Court Rules EPA Failed to Fully Consider Glyphosate’s Risk to Humans and Wildlife
A federal court ruled Friday that the U.S. Environmental Protection Agency (EPA) must reconsider whether glyphosate — the active ingredient in Bayer’s Roundup weedkiller — poses a health risk to humans and endangered species.
Environmental groups had challenged the Trump administration’s 2020 interim registration for the chemical, which concluded that it did not cause cancer in humans or harm wildlife.
“Today’s decision gives voice to those who suffer from glyphosate’s cancer, non-Hodgkin’s lymphoma,” Center for Food Safety senior attorney and lead counsel on the case Amy van Saun said in a statement emailed to EcoWatch. “EPA’s ‘no cancer’ risk conclusion did not stand up to scrutiny. Today is a major victory for farmworkers and others exposed to glyphosate. Imperiled wildlife also won today, as the court agreed that EPA needed to ensure the safety of endangered species before greenlighting glyphosate.”
Roundup is the most widely used herbicide in the world, according to AP News. First developed by Monsanto, its ownership passed to Bayer in 2018. However, there is concern that the popular pesticide causes serious harm to the people who use it. In 2015, the World Health Organization’s International Agency for Research on Cancer ruled that glyphosate was “probably carcinogenic,” and Bayer faces thousands of lawsuits from people claiming that Roundup use caused them to develop cancer.
The current lawsuit, brought by the Center for Food Safety, Beyond Pesticides, Farmworker Association of Florida, Rural Coalition and Organización en California de Líderes Campesinas, challenged the EPA’s decision on two grounds. First, the groups disagreed that glyphosate does not cause cancer and second, they disagreed that it does not harm endangered species.
On Friday, the U.S. Court of Appeals for the Ninth Circuit agreed with the plaintiffs that “the EPA did not adequately consider whether glyphosate causes cancer and shirked its duties under the Endangered Species Act.”
The court ruled that the EPA’s determination that glyphosate was “not likely to cause cancer” ignored evidence and the agency’s own Cancer Guidelines, the Center for Food Safety said.
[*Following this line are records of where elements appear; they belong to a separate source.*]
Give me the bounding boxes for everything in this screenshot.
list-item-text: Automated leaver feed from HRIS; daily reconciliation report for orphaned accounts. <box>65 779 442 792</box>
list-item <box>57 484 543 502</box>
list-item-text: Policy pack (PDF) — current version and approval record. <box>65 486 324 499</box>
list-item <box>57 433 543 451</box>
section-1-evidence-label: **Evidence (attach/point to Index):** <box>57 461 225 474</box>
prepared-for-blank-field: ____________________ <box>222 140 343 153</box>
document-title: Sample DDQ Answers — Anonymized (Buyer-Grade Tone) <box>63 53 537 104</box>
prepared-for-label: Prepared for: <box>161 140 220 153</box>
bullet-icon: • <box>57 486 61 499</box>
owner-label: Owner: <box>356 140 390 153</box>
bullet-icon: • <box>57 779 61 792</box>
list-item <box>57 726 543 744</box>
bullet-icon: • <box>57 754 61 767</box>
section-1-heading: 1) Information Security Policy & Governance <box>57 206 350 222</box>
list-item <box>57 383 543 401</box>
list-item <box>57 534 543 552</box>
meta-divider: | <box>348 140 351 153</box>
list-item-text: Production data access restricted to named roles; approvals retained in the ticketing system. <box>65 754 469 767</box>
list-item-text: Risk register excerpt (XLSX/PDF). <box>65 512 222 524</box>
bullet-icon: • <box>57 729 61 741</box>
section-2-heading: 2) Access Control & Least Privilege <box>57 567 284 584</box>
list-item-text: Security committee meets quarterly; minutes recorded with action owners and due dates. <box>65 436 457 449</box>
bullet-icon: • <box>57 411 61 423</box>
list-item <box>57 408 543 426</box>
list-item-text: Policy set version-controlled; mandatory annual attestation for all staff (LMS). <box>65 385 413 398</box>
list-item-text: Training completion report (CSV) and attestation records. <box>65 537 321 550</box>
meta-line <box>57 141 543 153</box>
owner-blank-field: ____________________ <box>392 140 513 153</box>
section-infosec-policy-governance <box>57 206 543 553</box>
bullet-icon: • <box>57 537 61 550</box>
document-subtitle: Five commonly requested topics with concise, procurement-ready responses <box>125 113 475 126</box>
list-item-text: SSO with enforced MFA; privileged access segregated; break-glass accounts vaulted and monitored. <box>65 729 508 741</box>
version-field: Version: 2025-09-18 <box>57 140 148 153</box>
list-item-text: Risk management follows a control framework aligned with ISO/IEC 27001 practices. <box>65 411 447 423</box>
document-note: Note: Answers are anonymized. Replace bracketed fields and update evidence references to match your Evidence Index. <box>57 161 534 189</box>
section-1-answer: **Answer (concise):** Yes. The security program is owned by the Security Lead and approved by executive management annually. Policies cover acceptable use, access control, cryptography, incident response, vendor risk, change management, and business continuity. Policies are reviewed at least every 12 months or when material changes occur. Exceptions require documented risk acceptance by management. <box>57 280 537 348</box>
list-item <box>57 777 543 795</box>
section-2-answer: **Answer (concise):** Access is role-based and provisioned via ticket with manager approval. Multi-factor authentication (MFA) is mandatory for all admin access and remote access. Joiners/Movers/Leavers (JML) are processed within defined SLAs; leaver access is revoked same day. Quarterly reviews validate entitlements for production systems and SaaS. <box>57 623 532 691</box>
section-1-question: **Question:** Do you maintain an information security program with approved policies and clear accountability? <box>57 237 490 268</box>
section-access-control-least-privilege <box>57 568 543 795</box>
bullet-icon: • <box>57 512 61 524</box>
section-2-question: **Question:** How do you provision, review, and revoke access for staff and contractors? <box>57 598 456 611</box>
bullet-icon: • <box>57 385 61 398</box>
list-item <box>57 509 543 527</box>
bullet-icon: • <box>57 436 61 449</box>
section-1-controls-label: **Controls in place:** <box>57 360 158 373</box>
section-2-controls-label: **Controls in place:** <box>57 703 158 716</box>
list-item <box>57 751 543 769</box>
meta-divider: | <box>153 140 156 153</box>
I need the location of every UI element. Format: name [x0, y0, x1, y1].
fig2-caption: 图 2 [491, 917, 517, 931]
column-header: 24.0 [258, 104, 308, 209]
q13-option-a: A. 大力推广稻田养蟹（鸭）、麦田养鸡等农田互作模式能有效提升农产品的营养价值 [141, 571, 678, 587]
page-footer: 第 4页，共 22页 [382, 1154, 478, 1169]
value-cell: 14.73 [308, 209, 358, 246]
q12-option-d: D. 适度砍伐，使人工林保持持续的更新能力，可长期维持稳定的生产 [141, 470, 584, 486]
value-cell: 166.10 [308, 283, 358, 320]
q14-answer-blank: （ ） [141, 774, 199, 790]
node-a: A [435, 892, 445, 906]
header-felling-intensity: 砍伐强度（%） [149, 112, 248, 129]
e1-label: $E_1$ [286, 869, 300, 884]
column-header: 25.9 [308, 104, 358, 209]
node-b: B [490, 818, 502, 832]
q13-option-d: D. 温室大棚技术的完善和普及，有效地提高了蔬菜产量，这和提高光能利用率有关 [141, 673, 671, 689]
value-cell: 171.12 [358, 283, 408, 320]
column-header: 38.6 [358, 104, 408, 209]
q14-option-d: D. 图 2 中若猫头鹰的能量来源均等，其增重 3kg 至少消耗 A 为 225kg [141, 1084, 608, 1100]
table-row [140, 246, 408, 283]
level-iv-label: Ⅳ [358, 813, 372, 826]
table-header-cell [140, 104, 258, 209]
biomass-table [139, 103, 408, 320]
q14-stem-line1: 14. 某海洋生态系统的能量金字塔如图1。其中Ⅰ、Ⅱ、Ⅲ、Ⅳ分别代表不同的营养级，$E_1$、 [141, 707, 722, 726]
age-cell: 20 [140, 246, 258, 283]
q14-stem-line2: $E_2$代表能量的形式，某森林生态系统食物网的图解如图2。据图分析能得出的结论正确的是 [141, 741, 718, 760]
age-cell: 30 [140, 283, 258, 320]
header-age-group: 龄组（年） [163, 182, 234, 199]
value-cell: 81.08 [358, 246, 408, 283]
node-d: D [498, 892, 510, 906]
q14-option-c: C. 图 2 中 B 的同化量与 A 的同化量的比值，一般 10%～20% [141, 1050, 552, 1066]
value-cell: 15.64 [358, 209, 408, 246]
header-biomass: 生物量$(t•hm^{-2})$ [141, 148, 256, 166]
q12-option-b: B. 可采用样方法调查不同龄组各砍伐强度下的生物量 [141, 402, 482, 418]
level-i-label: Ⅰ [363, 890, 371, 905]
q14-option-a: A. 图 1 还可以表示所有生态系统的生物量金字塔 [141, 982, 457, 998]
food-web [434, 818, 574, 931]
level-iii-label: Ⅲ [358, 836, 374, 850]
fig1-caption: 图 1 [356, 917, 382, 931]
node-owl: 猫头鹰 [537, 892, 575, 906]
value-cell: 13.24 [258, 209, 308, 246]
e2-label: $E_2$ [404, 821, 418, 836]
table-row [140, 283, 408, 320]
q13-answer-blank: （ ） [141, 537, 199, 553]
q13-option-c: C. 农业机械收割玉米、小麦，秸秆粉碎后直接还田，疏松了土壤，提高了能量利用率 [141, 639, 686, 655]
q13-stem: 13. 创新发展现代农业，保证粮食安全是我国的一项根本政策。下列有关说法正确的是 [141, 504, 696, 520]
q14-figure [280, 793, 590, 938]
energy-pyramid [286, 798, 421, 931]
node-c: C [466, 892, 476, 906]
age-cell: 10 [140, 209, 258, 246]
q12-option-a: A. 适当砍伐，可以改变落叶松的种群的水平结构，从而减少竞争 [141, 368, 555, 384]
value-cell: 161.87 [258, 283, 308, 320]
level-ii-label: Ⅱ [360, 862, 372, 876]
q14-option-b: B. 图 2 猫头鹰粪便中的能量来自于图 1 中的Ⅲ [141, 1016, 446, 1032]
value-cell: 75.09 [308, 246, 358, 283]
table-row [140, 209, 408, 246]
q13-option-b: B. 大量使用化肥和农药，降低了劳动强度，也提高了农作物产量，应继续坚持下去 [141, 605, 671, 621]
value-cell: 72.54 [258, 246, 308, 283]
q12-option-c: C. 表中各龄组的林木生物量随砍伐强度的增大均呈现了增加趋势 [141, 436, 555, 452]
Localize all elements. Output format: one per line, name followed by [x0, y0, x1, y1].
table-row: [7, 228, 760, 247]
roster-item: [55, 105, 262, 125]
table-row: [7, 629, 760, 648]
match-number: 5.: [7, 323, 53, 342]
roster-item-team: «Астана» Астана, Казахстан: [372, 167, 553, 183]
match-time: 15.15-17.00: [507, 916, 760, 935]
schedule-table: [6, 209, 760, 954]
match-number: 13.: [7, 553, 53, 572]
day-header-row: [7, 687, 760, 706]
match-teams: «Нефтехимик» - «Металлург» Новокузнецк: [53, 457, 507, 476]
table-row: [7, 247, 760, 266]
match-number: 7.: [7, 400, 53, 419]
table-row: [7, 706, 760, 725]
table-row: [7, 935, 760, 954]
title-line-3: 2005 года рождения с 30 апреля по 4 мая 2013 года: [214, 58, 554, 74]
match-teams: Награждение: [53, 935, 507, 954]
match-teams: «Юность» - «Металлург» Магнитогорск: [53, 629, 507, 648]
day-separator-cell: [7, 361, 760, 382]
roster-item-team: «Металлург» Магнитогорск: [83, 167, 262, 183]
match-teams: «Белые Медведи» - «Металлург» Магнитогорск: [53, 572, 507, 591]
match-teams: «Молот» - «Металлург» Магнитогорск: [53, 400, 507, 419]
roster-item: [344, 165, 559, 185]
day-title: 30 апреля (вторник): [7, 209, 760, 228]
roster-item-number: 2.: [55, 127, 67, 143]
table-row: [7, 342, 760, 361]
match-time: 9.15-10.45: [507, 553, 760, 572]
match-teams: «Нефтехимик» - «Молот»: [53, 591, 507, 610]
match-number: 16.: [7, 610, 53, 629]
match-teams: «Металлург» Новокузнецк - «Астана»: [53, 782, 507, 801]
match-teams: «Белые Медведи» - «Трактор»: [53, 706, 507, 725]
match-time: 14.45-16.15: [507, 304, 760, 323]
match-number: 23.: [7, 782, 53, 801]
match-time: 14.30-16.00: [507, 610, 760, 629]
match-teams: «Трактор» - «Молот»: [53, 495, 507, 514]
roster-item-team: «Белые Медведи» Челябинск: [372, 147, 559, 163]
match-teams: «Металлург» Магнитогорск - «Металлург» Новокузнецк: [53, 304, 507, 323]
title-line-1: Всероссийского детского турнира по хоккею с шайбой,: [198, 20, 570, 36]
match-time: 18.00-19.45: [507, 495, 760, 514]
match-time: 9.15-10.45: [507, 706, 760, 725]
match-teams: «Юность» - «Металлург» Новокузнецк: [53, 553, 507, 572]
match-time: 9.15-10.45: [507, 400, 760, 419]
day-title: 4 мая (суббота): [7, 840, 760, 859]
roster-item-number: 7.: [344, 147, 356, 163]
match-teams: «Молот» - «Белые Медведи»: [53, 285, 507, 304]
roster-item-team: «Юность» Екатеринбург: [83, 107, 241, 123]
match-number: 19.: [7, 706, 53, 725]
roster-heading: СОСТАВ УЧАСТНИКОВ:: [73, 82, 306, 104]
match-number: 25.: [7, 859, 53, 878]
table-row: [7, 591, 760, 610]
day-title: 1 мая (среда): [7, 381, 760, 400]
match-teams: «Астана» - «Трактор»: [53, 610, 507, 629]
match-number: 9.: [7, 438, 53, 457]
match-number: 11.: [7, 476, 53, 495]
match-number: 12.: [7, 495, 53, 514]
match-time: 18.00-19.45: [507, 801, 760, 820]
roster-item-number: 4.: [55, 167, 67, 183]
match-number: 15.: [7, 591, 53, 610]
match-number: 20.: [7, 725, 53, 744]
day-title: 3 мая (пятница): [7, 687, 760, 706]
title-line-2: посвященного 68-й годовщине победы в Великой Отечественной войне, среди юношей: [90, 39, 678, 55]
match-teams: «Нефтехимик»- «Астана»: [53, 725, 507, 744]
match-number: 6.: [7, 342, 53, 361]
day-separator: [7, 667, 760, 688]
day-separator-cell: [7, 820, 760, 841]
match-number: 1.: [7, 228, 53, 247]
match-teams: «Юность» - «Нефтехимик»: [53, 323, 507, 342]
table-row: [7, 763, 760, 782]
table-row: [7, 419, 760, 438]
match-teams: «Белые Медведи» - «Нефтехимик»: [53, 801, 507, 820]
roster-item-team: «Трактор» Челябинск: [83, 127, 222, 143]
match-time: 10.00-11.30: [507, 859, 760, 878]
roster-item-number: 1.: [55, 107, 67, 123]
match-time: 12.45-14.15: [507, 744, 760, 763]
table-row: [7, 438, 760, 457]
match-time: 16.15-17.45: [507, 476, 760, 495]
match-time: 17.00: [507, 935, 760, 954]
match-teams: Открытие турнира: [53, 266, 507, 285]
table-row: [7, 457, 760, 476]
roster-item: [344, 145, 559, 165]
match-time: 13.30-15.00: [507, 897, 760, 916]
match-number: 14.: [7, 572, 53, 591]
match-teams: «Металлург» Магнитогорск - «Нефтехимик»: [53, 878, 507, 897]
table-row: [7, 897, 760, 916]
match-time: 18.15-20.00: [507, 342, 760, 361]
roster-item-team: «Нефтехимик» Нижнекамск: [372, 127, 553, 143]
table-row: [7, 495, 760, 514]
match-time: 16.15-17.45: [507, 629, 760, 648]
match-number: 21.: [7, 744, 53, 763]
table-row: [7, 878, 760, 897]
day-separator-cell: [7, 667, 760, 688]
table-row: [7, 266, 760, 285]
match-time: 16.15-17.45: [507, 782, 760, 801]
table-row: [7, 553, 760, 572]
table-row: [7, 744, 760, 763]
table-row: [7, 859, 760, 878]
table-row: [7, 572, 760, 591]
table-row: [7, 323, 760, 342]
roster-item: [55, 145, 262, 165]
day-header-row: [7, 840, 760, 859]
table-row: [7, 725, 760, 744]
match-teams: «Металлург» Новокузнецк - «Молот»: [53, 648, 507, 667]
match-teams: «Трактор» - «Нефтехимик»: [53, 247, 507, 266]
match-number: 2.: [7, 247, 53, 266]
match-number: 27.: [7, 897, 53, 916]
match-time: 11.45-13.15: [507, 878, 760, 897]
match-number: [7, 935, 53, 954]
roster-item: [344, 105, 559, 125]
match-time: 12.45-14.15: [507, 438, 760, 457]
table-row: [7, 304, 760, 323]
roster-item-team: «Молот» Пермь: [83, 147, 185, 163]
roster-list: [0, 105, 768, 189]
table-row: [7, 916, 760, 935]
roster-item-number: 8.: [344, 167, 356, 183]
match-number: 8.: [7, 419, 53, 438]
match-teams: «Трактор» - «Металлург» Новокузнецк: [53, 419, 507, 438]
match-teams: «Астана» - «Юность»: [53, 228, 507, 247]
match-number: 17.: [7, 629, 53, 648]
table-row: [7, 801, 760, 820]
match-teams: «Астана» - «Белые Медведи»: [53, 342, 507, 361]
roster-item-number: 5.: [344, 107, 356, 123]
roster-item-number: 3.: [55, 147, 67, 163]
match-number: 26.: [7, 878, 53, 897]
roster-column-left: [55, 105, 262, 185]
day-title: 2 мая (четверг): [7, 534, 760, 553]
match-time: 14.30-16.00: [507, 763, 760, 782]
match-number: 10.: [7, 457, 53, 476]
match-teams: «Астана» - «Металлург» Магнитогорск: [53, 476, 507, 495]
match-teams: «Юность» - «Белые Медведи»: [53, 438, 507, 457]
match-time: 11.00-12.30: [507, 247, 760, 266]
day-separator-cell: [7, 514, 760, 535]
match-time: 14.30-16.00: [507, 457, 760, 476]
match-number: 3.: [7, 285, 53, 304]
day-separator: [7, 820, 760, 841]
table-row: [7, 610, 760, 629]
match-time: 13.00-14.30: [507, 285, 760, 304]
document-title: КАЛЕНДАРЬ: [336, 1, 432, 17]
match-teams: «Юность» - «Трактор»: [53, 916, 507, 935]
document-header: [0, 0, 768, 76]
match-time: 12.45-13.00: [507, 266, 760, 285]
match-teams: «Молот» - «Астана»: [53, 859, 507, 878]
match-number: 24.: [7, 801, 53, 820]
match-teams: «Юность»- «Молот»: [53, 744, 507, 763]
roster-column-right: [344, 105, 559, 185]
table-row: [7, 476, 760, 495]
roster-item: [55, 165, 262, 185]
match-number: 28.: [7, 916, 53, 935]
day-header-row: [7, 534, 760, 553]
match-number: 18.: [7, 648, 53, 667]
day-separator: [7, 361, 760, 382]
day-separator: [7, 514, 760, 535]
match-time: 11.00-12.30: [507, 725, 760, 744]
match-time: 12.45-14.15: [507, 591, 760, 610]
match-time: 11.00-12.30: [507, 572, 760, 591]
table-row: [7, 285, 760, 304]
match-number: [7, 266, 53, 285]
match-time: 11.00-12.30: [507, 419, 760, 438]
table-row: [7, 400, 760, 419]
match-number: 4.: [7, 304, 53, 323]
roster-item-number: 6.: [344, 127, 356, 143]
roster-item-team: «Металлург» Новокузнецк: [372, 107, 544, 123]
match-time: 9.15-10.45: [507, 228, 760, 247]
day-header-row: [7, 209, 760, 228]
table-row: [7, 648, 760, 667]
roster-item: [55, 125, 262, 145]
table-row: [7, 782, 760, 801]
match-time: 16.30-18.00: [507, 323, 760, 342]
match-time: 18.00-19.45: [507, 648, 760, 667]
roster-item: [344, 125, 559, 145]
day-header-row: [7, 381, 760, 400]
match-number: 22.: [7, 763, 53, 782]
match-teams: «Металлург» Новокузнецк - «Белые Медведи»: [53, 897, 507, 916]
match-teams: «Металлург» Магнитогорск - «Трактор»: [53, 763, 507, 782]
Further, its conclusion that the chemical did not threaten endangered species ignored the agency’s own admission that glyphosate “may affect” all 1,795 endangered or threatened species that are exposed to it. The court therefore tossed out the EPA’s human health assessment and gave the agency a deadline of October 2022 to finish or do over all remaining glyphosate assessments including the ecological toxicity assessment, the assessment of impacts on farmers and the Endangered Species assessment.
“We are grateful that the court decided in our favor,” Rural Coalition chairperson John Zippert said in the statement emailed to EcoWatch. “We need to halt glyphosate’s devastating impact on the farmworkers and farmers who suffer the deepest consequences of exposure. This decision will hopefully hasten the transition to farming and gardening methods and practices that increase resilience, protecting our children, our planet, and all those who feed us.”
In response, the EPA said it would review the decision, as Reuters reported.
Bayer, meanwhile, maintained that the EPA’s 2020 decision “was based on a rigorous assessment of the extensive body of science spanning more than 40 years,” as AP News reported. It added that it believed the agency “will continue to conclude, as it and other regulators have consistently concluded for more than four decades, that glyphosate-based herbicides can be used safely and are not carcinogenic.”
Bayer has already settled around 95,000 glyphosate lawsuits for more than $10 billion and announced that it will stop selling glyphosate products to the U.S. home and garden market beginning in 2023.
However, there is a petition pending before the Supreme Court to overturn a jury decision that granted $25 million to a California resident who developed non-Hodgkin’s lymphoma after years of Roundup use, as E&E News reported. The Supreme Court could either accept or refuse the petition in the coming weeks, which could impact future glyphosate lawsuits. The EPA has asked the court not to get involved.